The policy on what exactly will be distributed still rests with the Army’s Office of the Chief Information Officer/G-6.

Also, just how these devices and the network will be fielded and secured are still open questions. However, the Tacmark will work regardless, Mazza said.

“The real win is that regardless of the transport, regardless of the device and the data, we have a framework that is very orthogonal on all those fronts,” Mazza said. “We can accommodate not just the Army’s needs now but a decade from now, when soldiers are carrying devices you won’t recognize.”

Tacmark’s creators told Army Times the technology is being considered to become part of either the Army’s Nett Warrior mobile computing platform, or one of the programs under Project Manager — Mission Command. The latter oversees a number of situational awareness and battle command systems.

CERDEC tested Tacmark last summer at Fort Dix, N.J., during a network modernization exercise, and it demonstrated the ability to provision Android devices with Android apps over Army cellular networks, Gilday said.

In the demonstration, a mission pack was assembled on a laptop and pushed to users carrying commercial devices, using a few Wi-Fi hubs and a Humvee carrying a portable cell tower developed by the Army.

“We exercised Tacmark, told people to go into the woods, and we exercised this over a couple of different network layers,” Mazza said. “We continued to ride over the top of this in a comms-agnostic matter, and it was a huge success.”

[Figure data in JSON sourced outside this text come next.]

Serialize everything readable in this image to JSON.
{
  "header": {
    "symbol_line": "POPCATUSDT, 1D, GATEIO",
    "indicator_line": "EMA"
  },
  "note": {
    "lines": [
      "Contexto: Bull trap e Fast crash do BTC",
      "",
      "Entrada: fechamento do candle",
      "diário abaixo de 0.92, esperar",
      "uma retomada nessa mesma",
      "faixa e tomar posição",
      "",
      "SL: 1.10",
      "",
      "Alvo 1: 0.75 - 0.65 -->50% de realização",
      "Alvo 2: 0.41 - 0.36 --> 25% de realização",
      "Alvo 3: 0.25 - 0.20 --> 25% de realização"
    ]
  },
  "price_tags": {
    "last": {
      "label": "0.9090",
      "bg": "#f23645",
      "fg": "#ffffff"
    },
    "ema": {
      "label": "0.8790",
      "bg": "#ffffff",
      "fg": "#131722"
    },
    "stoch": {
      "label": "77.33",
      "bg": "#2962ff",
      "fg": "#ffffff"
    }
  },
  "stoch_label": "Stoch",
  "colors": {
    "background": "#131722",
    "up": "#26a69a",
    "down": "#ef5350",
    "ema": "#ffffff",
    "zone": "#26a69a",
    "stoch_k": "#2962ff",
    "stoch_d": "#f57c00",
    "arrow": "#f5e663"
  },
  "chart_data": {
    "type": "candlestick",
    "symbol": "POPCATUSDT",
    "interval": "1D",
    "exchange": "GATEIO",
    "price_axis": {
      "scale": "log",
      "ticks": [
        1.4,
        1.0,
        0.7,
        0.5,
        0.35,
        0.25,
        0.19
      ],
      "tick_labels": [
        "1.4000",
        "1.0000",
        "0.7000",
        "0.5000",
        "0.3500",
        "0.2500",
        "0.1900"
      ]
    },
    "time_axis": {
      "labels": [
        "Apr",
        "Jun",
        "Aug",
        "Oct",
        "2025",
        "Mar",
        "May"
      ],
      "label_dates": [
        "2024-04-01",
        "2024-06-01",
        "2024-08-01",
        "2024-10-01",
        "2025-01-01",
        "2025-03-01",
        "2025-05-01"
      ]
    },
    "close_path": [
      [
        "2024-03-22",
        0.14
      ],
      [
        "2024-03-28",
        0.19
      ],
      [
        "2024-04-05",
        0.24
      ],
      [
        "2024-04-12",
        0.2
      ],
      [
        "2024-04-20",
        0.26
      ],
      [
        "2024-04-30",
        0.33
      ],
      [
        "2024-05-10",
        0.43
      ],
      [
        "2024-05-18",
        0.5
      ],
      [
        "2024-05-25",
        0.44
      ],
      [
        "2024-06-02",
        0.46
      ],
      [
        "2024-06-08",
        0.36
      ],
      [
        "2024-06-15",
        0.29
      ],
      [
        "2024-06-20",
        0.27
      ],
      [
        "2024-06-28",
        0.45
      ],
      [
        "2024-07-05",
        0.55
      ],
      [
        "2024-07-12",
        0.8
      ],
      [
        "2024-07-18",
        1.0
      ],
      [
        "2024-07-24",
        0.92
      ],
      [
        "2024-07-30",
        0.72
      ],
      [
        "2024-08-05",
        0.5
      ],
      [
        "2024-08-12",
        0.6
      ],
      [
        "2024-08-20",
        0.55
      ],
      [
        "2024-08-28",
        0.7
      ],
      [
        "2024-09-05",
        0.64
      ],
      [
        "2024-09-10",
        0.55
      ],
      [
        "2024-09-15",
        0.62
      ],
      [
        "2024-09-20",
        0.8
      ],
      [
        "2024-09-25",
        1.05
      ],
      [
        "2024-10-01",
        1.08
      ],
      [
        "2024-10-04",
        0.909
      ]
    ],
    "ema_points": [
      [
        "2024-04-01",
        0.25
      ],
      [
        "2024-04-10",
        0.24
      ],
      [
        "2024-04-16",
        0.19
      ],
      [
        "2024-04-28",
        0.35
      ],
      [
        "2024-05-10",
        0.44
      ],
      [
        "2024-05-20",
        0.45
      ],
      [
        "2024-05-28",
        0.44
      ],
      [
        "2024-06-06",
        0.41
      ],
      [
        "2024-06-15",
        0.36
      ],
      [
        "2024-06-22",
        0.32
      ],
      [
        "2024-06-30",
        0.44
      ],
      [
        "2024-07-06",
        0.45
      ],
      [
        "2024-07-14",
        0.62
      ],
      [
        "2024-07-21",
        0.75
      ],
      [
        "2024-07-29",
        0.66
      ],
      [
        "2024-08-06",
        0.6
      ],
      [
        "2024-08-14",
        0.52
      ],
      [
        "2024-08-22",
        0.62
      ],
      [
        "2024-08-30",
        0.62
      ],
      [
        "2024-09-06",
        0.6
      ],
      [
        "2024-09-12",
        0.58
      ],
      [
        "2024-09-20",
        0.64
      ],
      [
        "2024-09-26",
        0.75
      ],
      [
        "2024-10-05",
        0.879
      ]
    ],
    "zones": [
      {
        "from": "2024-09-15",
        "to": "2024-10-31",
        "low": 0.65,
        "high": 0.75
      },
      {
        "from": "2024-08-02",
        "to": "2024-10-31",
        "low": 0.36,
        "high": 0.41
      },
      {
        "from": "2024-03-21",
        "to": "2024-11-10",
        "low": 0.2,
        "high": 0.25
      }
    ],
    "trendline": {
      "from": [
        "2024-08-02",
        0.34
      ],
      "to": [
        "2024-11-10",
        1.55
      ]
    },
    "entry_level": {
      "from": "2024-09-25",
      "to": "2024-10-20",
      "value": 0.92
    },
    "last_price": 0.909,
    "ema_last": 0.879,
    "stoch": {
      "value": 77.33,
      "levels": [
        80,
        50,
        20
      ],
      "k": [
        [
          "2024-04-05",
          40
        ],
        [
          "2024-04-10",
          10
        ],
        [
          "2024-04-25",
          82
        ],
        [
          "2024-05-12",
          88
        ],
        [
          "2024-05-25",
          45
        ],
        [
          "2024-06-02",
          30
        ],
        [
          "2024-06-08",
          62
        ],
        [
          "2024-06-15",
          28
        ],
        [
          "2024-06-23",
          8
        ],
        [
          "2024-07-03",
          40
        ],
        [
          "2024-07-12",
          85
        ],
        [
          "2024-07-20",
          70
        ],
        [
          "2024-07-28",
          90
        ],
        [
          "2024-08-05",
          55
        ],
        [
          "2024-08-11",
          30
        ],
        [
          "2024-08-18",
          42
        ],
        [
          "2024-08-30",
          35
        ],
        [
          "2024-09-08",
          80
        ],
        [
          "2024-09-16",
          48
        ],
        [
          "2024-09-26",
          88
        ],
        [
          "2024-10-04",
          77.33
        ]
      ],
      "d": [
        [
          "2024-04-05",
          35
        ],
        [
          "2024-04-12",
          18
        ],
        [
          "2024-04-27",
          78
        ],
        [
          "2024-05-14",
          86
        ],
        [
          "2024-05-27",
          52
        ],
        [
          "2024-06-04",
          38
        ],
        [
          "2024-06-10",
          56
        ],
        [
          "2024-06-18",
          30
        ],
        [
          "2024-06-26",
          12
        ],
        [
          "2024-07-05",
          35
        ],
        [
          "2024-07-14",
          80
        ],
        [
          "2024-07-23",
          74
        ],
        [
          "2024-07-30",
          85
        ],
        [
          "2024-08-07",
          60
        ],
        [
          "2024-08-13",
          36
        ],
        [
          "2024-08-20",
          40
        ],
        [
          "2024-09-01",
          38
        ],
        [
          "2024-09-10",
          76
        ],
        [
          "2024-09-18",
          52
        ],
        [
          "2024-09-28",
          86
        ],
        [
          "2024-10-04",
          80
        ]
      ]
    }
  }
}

Tacmark is expected to undergo further user tests at an upcoming Network Integration Evaluation still to be determined. The NIE is the service’s semiannual process for rapidly fielding technology.

CERDEC is still refining how the system will work at the “tactical edge,” where bandwidth and network access are limited. “That remains one of the biggest hurdles, to continue to do it better and better,” Mazza said.

Its creators admit the software is not so much a cutting-edge program as it is a means to bring the Army in line with other commercially available applications. Building a mission pack will feel very familiar for a soldier, like filling an online shopping cart, they say.

“We had to look at industry best practices and survey what the industry leaders are doing, like Amazon, and they don’t let their secrets out easily,” Mazza said. “It was a lot of reverse-engineering.”

The point is not to reinvent the wheel but to mimic the look, feel and functionality of other programs that a young soldier might be used to using out of uniform.

“It works like most smartphone apps work; you get it right away,” Mazza said. “They’re purpose-built, and the marketplace looks like a marketplace.”